The Supreme Court of Israel recently issued an opinion concerning the scope of attorney-client and work product privilege. The opinion continues a trend of expanding the scope of attorney-client privilege under Israeli law. At the same time, Israeli courts have often expressed concern that such expansion may result in inappropriate application of the privilege. Clients wishing to ensure the application of privilege to investigations of cybersecurity breaches must be mindful of applicable limitations under Israeli law.
Opinion in Anonymous v. Meuhedet Health Fund
The literal statutory language implementing the attorney-client privilege under Israeli law covers only attorneys and documents held by attorneys. However, in a series of decisions, the Supreme Court of Israel has expanded the scope of attorney-client privilege to also cover documents held by third parties, and which otherwise have a "substantial relationship to the professional services provided by the attorney." In Anonymous, the Supreme Court held that attorney-client privilege may apply in certain circumstances to cover documents prepared by an attorney and which unintentionally came into the possession of a third party. Anonymous also reiterated existing case law holding that work product privilege covers only communications where anticipation of litigation was the "primary or dominant" purpose for the preparation of such documents.

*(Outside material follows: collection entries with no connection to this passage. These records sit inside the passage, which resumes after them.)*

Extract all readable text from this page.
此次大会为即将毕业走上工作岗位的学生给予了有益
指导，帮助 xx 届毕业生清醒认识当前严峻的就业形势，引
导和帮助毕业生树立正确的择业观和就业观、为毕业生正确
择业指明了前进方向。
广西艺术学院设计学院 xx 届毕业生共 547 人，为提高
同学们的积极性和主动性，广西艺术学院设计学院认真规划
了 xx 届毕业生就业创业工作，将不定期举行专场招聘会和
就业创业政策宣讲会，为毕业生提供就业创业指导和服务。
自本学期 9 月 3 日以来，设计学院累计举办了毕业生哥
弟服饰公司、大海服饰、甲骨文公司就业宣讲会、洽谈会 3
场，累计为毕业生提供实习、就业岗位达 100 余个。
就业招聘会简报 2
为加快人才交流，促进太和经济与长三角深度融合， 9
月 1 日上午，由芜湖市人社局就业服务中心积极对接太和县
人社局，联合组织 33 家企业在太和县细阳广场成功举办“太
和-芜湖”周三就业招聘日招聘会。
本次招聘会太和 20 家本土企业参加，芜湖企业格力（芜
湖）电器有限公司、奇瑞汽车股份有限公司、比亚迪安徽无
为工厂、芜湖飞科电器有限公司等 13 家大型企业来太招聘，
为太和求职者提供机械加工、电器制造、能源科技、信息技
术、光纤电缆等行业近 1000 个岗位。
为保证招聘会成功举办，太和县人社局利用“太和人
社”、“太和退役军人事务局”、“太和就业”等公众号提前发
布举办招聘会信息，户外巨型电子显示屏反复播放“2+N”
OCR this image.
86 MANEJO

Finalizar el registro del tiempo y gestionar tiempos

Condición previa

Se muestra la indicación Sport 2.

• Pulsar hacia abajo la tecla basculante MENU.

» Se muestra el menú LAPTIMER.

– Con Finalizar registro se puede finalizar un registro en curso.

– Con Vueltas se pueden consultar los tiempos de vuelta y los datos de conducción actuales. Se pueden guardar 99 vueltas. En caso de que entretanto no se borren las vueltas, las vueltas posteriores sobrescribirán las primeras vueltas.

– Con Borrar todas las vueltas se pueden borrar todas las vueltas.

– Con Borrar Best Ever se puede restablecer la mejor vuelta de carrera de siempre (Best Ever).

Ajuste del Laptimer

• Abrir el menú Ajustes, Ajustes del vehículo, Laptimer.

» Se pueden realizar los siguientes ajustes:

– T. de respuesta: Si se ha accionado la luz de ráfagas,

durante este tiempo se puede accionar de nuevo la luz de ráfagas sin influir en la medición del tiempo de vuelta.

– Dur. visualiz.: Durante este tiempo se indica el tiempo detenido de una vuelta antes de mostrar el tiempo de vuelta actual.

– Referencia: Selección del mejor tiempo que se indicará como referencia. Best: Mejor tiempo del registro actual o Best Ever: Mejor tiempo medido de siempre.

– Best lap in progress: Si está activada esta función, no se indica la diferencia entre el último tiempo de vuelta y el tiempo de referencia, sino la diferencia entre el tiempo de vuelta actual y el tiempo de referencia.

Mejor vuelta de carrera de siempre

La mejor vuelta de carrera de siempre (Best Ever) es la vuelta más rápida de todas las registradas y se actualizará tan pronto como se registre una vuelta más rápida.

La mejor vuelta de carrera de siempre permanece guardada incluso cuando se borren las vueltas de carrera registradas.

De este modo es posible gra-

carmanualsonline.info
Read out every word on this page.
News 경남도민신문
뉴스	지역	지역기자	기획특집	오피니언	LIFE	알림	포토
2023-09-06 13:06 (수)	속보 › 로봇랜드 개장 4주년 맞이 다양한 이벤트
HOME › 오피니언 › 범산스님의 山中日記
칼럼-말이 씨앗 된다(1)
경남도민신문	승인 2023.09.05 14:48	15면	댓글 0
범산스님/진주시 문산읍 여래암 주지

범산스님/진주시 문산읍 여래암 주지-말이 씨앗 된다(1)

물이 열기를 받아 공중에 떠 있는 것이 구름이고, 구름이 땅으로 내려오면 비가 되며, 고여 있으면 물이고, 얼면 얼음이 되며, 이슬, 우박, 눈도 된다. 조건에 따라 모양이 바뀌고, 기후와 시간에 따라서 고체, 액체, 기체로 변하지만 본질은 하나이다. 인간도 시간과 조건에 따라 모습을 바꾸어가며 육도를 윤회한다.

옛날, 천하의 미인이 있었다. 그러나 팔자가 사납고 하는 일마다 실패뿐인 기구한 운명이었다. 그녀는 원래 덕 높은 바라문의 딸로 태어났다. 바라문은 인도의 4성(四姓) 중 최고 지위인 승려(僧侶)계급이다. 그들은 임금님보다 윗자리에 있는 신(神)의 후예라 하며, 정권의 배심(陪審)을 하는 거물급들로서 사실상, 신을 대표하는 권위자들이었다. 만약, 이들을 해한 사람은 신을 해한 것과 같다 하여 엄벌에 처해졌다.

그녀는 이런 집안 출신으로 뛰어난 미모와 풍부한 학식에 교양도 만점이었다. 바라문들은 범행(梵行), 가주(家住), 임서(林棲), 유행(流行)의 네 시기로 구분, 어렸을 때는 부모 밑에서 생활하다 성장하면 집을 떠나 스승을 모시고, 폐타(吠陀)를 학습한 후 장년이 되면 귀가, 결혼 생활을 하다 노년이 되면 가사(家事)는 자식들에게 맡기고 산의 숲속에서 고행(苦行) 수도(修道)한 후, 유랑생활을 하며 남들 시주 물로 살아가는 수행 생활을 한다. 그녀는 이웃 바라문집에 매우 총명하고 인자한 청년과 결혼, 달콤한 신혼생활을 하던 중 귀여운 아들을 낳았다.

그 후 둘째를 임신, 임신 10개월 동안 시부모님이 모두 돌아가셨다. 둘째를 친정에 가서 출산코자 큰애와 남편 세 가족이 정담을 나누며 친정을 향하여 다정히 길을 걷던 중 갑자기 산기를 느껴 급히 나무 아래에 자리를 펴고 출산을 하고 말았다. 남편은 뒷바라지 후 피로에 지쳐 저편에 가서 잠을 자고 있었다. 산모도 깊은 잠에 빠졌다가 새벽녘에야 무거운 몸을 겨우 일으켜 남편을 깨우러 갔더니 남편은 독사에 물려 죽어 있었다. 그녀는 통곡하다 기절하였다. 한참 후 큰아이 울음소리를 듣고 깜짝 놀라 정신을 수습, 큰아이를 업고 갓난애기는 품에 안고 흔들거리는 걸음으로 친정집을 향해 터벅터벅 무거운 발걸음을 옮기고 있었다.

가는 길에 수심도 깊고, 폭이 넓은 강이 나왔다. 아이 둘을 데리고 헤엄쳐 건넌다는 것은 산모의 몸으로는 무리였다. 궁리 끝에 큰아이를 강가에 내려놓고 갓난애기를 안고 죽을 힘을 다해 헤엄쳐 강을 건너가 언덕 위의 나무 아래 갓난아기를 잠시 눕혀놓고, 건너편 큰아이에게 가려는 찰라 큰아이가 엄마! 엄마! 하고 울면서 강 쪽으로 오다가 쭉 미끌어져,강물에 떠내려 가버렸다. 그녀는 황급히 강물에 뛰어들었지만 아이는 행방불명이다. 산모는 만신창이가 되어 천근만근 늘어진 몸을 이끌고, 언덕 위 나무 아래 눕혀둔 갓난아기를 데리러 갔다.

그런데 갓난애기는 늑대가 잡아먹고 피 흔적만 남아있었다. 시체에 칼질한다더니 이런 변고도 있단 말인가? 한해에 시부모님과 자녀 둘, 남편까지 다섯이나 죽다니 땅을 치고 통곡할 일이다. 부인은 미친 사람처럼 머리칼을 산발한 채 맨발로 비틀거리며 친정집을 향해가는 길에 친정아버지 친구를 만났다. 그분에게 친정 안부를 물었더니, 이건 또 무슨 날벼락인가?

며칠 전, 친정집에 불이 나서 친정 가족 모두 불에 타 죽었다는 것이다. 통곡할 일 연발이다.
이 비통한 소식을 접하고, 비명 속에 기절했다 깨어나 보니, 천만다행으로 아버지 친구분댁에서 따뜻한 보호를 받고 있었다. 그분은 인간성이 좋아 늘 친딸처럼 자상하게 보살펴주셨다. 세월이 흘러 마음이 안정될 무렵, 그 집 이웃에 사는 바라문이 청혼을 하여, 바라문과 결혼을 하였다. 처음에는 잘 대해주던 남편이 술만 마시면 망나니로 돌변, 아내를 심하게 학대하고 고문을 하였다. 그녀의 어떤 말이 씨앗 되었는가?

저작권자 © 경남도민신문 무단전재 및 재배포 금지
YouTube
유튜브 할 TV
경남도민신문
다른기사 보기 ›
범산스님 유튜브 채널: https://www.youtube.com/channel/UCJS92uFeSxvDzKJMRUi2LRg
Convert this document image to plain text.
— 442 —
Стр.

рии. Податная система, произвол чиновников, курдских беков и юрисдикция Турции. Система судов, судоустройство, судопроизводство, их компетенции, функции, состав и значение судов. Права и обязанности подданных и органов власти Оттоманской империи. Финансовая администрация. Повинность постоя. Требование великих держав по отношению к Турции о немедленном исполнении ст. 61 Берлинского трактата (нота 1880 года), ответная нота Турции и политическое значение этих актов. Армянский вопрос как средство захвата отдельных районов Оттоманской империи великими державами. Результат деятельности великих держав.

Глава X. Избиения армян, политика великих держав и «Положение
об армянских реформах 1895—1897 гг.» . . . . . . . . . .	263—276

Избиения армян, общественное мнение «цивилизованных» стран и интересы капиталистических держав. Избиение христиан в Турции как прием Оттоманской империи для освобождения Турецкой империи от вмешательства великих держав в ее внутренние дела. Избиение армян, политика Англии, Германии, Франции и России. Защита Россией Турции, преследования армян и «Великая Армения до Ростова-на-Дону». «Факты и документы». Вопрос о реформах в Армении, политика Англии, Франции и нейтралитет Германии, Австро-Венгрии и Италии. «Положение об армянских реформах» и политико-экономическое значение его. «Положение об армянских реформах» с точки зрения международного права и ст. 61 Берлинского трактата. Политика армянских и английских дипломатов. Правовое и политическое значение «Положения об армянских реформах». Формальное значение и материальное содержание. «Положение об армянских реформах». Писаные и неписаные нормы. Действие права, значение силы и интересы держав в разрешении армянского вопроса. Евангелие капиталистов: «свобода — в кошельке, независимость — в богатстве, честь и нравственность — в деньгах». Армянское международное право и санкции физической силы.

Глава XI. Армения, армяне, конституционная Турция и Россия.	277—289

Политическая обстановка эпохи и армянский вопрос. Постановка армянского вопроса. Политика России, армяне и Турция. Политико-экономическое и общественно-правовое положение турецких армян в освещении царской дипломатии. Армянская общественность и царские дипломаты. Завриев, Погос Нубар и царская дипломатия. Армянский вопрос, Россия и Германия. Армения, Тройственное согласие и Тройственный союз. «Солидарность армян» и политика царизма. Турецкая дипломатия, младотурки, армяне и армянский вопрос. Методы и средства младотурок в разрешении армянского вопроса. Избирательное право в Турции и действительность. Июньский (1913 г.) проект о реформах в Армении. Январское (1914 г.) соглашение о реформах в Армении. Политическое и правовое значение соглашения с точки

As Israeli courts have expanded the scope of situations to which attorney-client and work product privilege apply, they have also expressed concern regarding the inappropriate application of the privilege. For example, in a 2011 decision in Heinz Israel Ltd. v. State of Israel, the Supreme Court held that attorney-client privilege protects not only documents in the possession of an attorney, but also documents held by the attorney's client. At the same time, Supreme Court President Beinisch expressly wrote that the expansion of the privilege "justifies a more rigorous determination concerning which documents the privilege applies to." President Beinisch specially noted that the privilege should not apply simply because an attorney was included as an addressee to the communication. Cases following Heinz held that communications of internal investigations by insurance companies concerning their possible liability would not be covered by attorney-client privilege, despite claims that such communications were intended for review by the insurance company's attorneys.1
Anonymous also reviews Israeli case law concerning the application of the work product privilege. Under Israeli law, the work product privilege applies where preparation for trial was the primary or dominant purpose for creation of the documents. As such, courts have held that documents required to be prepared pursuant to law or for ordinary commercial purposes were not covered by the work product privilege, despite claims that such documents were also prepared in anticipation of court cases.
Security Incident Response
Companies that have suffered cybersecurity breaches often require the advice of technical and forensic consultants to understand the scope of the breach and the vulnerabilities that facilitated the breach. Public disclosure of these investigations can impact a company's reputation and legal liability.
Under Israeli law, as reiterated by Anonymous, it is not clear that attorney-client privilege will apply to communications where lawyers are only incidental or secondary addressees. Moreover, it is not clear that work product privilege will apply to technical analysis of a breach, if such analysis was prepared in the ordinary course of a company's activities or pursuant to its legal obligations (such as, for example, a company's legal obligations to document or provide notification for security incidents pursuant to the recently enacted Israeli Privacy Regulations (Information Security) 2017). As such, companies interested in preserving privilege under Israeli law during breach response must ensure that communications are properly prepared towards that goal. For example, companies hiring technical experts to investigate breaches should consider whether such experts should be hired by and report to the company's attorneys. In addition, in order to show that any communications were prepared "primarily" in anticipation of litigation, companies should expressly state in any retention agreements with experts that the services are sought in anticipation of litigation, and such technical services should in fact be directed, at least in part, at assessing compliance with applicable law and contractual security requirements.
Finally, companies should also consider whether contractual obligations to prepare security incident analyses may limit the application of privilege to such analyses under Israeli law. As such, in ordinary course commercial agreements, firms may want to consider limiting their obligations to prepare or provide security incident reports.